The very first line of code for any application using the Lightweight UI Toolkit library must register the main class with the display. This behaviour is tool specific. In MIDP there is not much you can do without a reference to the parent MIDlet, so this operation must be performed in the beginning of the application.

Events and threading

For increased compatibility, the Lightweight UI Toolkit library completely handles and encapsulates UI threading.
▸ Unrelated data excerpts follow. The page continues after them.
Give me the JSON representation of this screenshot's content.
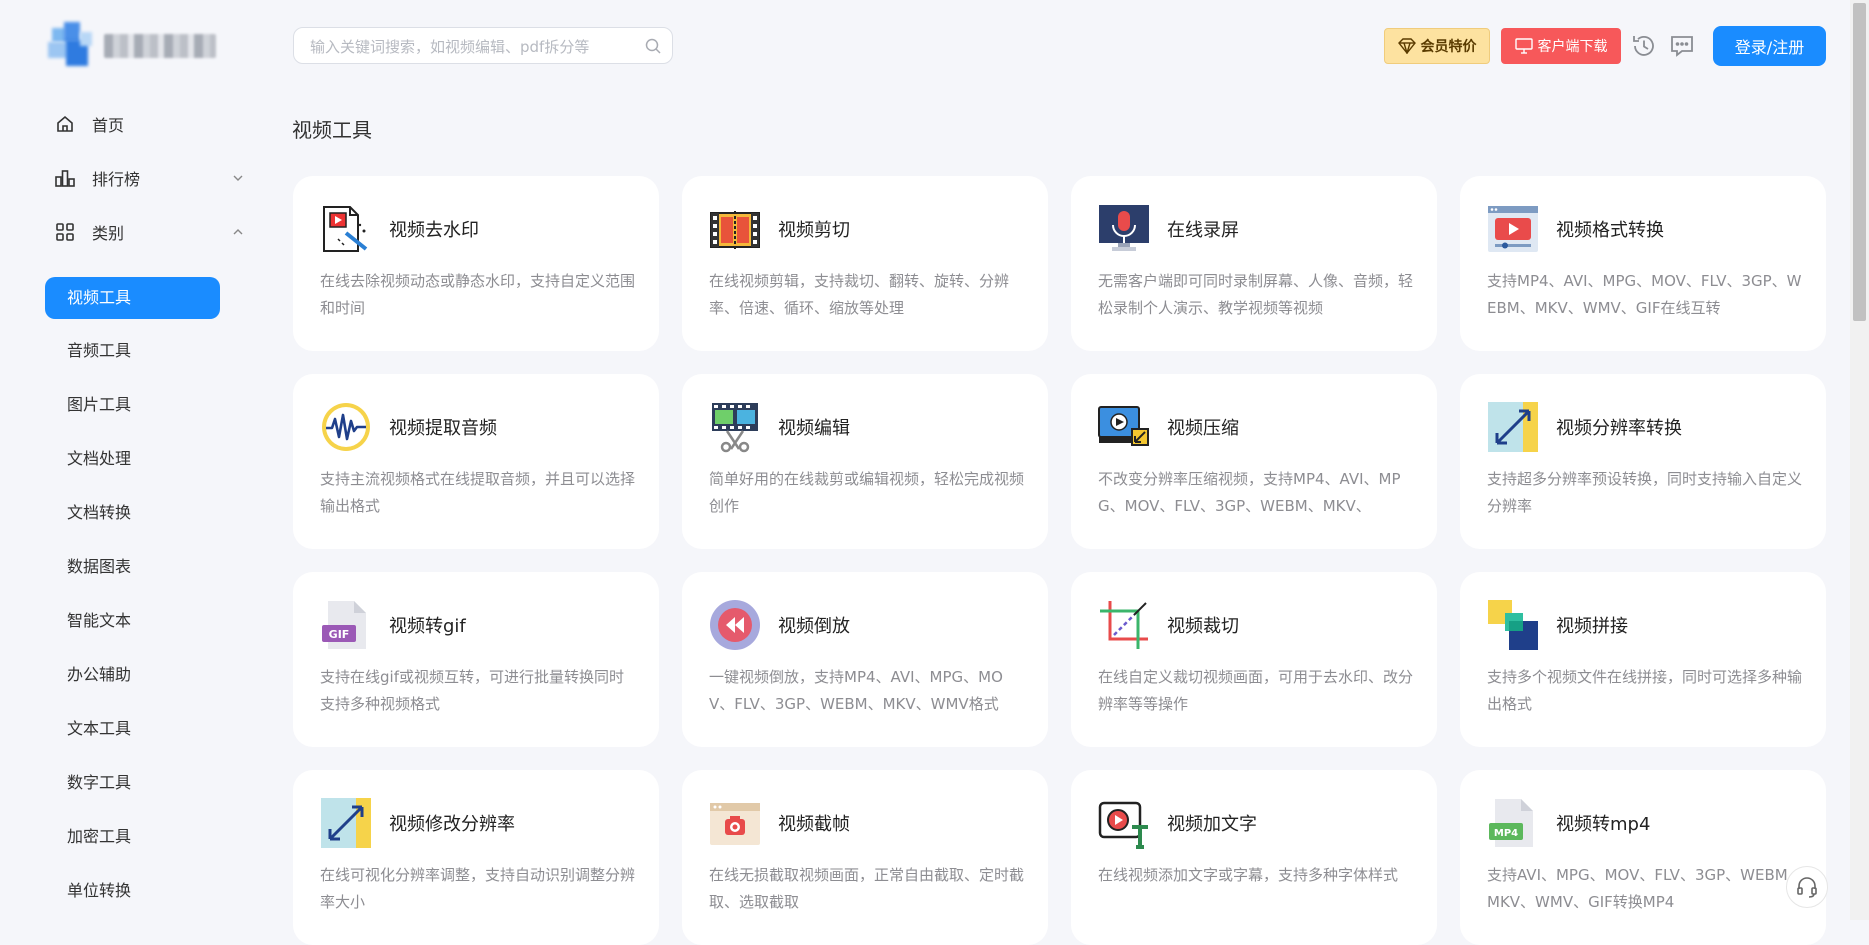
{
  "header": {
    "search_placeholder": "输入关键词搜索，如视频编辑、pdf拆分等",
    "vip_label": "会员特价",
    "download_label": "客户端下载",
    "login_label": "登录/注册"
  },
  "sidebar": {
    "top": [
      {
        "label": "首页",
        "icon": "home-icon"
      },
      {
        "label": "排行榜",
        "icon": "bar-chart-icon"
      },
      {
        "label": "类别",
        "icon": "grid-icon"
      }
    ],
    "categories": [
      "视频工具",
      "音频工具",
      "图片工具",
      "文档处理",
      "文档转换",
      "数据图表",
      "智能文本",
      "办公辅助",
      "文本工具",
      "数字工具",
      "加密工具",
      "单位转换"
    ],
    "active_category": "视频工具"
  },
  "main": {
    "section_title": "视频工具",
    "cards": [
      {
        "title": "视频去水印",
        "desc": "在线去除视频动态或静态水印，支持自定义范围和时间",
        "icon": "watermark-remove-icon"
      },
      {
        "title": "视频剪切",
        "desc": "在线视频剪辑，支持裁切、翻转、旋转、分辨率、倍速、循环、缩放等处理",
        "icon": "film-cut-icon"
      },
      {
        "title": "在线录屏",
        "desc": "无需客户端即可同时录制屏幕、人像、音频，轻松录制个人演示、教学视频等视频",
        "icon": "screen-record-icon"
      },
      {
        "title": "视频格式转换",
        "desc": "支持MP4、AVI、MPG、MOV、FLV、3GP、WEBM、MKV、WMV、GIF在线互转",
        "icon": "video-format-icon"
      },
      {
        "title": "视频提取音频",
        "desc": "支持主流视频格式在线提取音频，并且可以选择输出格式",
        "icon": "audio-extract-icon"
      },
      {
        "title": "视频编辑",
        "desc": "简单好用的在线裁剪或编辑视频，轻松完成视频创作",
        "icon": "video-edit-icon"
      },
      {
        "title": "视频压缩",
        "desc": "不改变分辨率压缩视频，支持MP4、AVI、MPG、MOV、FLV、3GP、WEBM、MKV、",
        "icon": "video-compress-icon"
      },
      {
        "title": "视频分辨率转换",
        "desc": "支持超多分辨率预设转换，同时支持输入自定义分辨率",
        "icon": "resolution-icon"
      },
      {
        "title": "视频转gif",
        "desc": "支持在线gif或视频互转，可进行批量转换同时支持多种视频格式",
        "icon": "gif-file-icon"
      },
      {
        "title": "视频倒放",
        "desc": "一键视频倒放，支持MP4、AVI、MPG、MOV、FLV、3GP、WEBM、MKV、WMV格式",
        "icon": "rewind-icon"
      },
      {
        "title": "视频裁切",
        "desc": "在线自定义裁切视频画面，可用于去水印、改分辨率等等操作",
        "icon": "crop-icon"
      },
      {
        "title": "视频拼接",
        "desc": "支持多个视频文件在线拼接，同时可选择多种输出格式",
        "icon": "merge-icon"
      },
      {
        "title": "视频修改分辨率",
        "desc": "在线可视化分辨率调整，支持自动识别调整分辨率大小",
        "icon": "resize-icon"
      },
      {
        "title": "视频截帧",
        "desc": "在线无损截取视频画面，正常自由截取、定时截取、选取截取",
        "icon": "frame-capture-icon"
      },
      {
        "title": "视频加文字",
        "desc": "在线视频添加文字或字幕，支持多种字体样式",
        "icon": "add-text-icon"
      },
      {
        "title": "视频转mp4",
        "desc": "支持AVI、MPG、MOV、FLV、3GP、WEBM、MKV、WMV、GIF转换MP4",
        "icon": "mp4-file-icon"
      }
    ]
  },
  "colors": {
    "accent": "#1a8cff",
    "vip_bg": "#fde2a0",
    "download_bg": "#f7585a",
    "page_bg": "#f5f6fa"
  }
}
It has a single main thread referred to as the "EDT" (inspired by the Event Dispatch Thread in Swing and AWT). All events and paint calls are dispatched using this thread. This guarantees that event and paint calls are serialised and do not risk causing a threading issue. It also enables portability for profiles that might have minor threading model inconsistencies. See the Display class (com.sun.lwuit.Display in the API documentation) for further details about integrating with the EDT and serialising calls on it.

LWUIT implementation

The LWUIT implementation is the foundation of LWUIT and its portability. It is a single class representing a hardware abstraction layer (HAL) that contains all the platform-specific code within LWUIT. In LWUIT for Nokia Asha and Series 40 software platform port, the implementation classes check at runtime which Nokia Asha or Series 40 software platform UI style is used in the device the application is running on.

Application developers should not need to modify LWUIT implementation or any other low-level source code.